Execution and coordination with company bylaws
We verify that the shareholders agreement does not conflict with the registered bylaws and, where necessary, propose bylaw amendments to ensure coherence. If the company has or is seeking a [startup package](/en/business-services/startup-package), we coordinate both documents. We manage execution and proper archiving of the signed agreement.
We were three co-founders with very different personal timelines and risk appetites. BMC listened to each of us individually, identified where our interests diverged, and drafted an agreement that balanced everything clearly. Two years later, when we brought in a seed investor, the agreement held up perfectly.
Why every multi-shareholder company needs an agreement
Company bylaws are the public skeleton of the company. A shareholders agreement is the private contract that determines how shareholders will live together, make decisions, and separate when the time comes. They are complementary documents, not alternatives.
The experience of BMC’s commercial law lawyers confirms what statistics show: the overwhelming majority of shareholder disputes that reach the courts could have been avoided with a properly drafted shareholders agreement. The time to agree on the rules is when the relationship is good — not when the conflict has already begun.
The five clauses no agreement should omit
1. Governance and decision-making: Who has veto rights over which matters, and what majority is required for different decision types. Day-to-day operational decisions, strategic decisions (entering new markets, taking on significant debt), and extraordinary decisions (selling the company, conducting a new capital round) should each have clearly defined quorum and approval requirements.
2. Transfer restrictions: Mechanisms to control who can enter the company as a new shareholder. These include pre-emption rights (existing shareholders have the right of first refusal before shares are sold to a third party), lock-up periods (prohibitions on selling for a defined initial period), approved transferee lists, and board or shareholder approval requirements for any transfer.
3. Drag-along and tag-along clauses: The drag-along protects the majority in a full company sale; the tag-along protects the minority in a partial sale. Both are essential for any future exit by acquisition to be practically achievable.
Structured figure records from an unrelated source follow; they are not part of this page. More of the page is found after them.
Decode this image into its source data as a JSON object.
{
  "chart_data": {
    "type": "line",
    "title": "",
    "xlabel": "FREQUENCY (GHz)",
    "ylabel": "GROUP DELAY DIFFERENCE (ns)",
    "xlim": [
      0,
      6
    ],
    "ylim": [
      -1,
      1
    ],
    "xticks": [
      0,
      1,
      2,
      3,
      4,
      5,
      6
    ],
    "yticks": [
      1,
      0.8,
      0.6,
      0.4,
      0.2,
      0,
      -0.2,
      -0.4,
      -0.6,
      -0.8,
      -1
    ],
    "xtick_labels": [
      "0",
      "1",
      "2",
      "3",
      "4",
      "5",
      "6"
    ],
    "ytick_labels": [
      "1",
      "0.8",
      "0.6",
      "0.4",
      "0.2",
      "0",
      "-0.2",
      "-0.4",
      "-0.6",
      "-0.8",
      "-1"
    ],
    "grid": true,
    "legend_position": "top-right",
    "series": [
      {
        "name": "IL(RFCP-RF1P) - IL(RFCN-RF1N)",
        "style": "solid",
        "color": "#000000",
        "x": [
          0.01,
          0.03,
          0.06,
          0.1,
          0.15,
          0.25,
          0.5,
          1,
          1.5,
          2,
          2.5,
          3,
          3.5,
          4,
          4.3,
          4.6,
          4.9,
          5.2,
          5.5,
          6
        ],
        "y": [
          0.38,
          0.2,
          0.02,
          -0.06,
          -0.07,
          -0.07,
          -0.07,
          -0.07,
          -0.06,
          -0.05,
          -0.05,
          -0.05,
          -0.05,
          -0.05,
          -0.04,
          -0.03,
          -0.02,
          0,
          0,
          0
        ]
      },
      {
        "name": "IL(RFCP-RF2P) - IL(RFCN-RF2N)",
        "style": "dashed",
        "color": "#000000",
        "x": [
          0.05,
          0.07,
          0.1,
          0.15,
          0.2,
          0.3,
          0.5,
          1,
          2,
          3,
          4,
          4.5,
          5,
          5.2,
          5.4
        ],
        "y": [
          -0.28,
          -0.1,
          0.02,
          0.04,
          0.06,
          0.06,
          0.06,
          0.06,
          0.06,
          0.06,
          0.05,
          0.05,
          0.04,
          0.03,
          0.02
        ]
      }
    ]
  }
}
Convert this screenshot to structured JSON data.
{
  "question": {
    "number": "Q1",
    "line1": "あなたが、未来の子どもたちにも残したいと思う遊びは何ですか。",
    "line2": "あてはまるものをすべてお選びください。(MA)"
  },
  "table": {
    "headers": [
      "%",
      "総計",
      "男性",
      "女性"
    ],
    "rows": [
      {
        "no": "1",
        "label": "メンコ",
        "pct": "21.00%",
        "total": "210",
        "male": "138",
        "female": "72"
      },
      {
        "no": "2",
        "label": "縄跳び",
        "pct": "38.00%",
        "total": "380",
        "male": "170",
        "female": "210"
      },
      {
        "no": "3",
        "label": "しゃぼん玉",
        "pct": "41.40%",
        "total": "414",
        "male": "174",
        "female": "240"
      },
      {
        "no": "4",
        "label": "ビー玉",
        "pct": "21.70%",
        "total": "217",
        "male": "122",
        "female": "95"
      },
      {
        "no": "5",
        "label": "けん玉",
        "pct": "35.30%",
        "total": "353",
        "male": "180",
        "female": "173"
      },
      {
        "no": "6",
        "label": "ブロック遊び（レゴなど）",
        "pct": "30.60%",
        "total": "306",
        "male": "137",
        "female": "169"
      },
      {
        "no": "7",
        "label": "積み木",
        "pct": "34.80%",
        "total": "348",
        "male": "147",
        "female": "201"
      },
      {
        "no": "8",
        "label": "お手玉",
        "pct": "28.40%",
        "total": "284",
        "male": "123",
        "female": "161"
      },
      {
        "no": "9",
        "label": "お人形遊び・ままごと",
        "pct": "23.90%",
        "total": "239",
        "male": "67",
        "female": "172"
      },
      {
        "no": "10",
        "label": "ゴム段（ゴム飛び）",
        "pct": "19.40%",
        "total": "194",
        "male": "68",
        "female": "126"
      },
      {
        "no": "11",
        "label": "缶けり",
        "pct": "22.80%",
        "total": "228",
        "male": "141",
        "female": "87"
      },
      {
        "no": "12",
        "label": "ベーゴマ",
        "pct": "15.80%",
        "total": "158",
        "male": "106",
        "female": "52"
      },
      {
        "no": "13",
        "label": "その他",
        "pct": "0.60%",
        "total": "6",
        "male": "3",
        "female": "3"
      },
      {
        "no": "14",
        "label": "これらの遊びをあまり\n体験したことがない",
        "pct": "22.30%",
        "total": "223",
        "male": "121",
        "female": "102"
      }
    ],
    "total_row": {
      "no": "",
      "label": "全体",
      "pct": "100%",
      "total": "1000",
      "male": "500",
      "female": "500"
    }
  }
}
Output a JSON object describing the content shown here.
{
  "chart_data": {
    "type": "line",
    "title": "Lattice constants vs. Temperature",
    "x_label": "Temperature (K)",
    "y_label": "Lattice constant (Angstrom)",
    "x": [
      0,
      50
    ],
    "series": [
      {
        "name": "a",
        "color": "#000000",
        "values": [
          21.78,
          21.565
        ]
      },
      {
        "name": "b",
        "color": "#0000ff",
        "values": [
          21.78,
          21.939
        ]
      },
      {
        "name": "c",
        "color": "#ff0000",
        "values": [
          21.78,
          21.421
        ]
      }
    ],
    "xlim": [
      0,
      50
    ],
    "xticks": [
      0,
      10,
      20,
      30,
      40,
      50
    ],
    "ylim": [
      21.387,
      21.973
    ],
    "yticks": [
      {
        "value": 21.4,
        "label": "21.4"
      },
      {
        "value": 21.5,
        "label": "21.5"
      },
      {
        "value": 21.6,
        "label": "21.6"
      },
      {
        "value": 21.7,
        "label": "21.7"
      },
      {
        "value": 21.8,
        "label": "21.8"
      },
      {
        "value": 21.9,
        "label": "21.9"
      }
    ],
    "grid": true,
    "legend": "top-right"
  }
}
4. Anti-dilution provisions: Protections for existing shareholders in future capital rounds, ensuring they have the right to maintain their percentage or receive compensation if they cannot or choose not to participate in a new round. Particularly important where a startup package or future venture capital investment is anticipated.
5. Forced exit mechanisms: What happens when a shareholder dies, becomes incapacitated, is convicted of a crime, breaches a non-compete clause, or simply wants to leave and the parties cannot agree on a price for their shares. The shotgun (buy-sell) clause is the most common mechanism for resolving deadlocks between 50/50 shareholders.
Interaction with corporate transactions
If the company is planning mergers or acquisitions activity or actively seeking investment, the shareholders agreement must anticipate these events. Professional investors (venture capital funds, business angels) will bring their own term sheets with clauses such as liquidation preference, ratchet mechanisms, milestone-based vesting, and independent board representation. Negotiating these terms from a position of knowledge is considerably easier when a well-constructed founders agreement already defines the baseline relationship between shareholders.
At BMC we coordinate the shareholders agreement with the company’s full corporate governance structure, including the tax implications of each clause for corporate income tax and the planning of potential future exits.